Whiting J H, Datz F L, Gabor F V, Jones S R, Morton K A
Department of Radiology, University of Utah School of Medicine, Salt Lake City.
J Nucl Med. 1993 Jan;34(1):128-30.
A patient with known aortoiliac occlusive disease and hypertension suffered a cerebrovascular accident 6.5 min after the administration of intravenous dipyridamole during a 201Tl myocardial study. Despite aminophylline administration, the patient developed a completed stroke. The mechanism most likely responsible for precipitating this patient's stroke is dipyridamole-induced vascular steal. Although dipyridamole-201Tl myocardial imaging is relatively free of major complications, the morbidity and mortality associated with a cerebrovascular accident is significant.
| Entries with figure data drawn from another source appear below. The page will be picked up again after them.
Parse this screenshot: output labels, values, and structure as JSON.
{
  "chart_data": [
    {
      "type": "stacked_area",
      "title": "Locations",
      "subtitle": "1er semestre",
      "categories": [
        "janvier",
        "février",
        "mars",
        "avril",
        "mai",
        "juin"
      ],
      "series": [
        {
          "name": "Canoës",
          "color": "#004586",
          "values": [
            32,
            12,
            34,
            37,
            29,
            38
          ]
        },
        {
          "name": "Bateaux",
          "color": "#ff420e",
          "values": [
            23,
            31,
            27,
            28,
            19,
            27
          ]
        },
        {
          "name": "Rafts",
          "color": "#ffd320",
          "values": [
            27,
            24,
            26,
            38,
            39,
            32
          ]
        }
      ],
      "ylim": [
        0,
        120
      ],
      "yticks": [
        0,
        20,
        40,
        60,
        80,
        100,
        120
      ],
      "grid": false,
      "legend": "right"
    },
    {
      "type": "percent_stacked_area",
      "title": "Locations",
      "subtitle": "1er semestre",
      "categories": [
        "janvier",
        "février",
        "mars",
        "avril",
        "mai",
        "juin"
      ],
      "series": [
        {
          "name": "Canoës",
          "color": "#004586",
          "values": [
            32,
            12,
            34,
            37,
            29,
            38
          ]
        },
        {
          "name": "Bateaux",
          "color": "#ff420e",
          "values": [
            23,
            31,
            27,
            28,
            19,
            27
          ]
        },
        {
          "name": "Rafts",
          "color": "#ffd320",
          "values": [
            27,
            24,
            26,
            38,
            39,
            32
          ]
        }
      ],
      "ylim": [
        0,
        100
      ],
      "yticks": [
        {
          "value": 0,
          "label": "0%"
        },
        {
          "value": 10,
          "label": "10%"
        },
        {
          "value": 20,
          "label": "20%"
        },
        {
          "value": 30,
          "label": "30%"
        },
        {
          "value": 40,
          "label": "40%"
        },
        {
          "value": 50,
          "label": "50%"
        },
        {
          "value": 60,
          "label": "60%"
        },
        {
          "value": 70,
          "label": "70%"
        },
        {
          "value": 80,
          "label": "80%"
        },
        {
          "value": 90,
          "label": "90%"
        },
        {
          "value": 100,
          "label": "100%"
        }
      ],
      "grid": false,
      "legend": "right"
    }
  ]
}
The possibility of precipitating a cerebrovascular accident during dipyridamole-201Tl imaging should be considered in all patients with significant risk factors for stroke before performing a dipyridamole cardiac study.
一名患有已知主髂动脉闭塞性疾病和高血压的患者,在进行铊-201心肌显像期间静脉注射双嘧达莫后6.5分钟发生了脑血管意外。尽管给予了氨茶碱治疗,但患者仍发生了完全性卒中。最有可能导致该患者卒中的机制是双嘧达莫诱发的血管窃血。虽然双嘧达莫-铊-201心肌显像相对较少发生严重并发症,但与脑血管意外相关的发病率和死亡率却很高。在对所有有显著卒中危险因素的患者进行双嘧达莫心脏检查之前,应考虑双嘧达莫-铊-201显像期间诱发脑血管意外的可能性。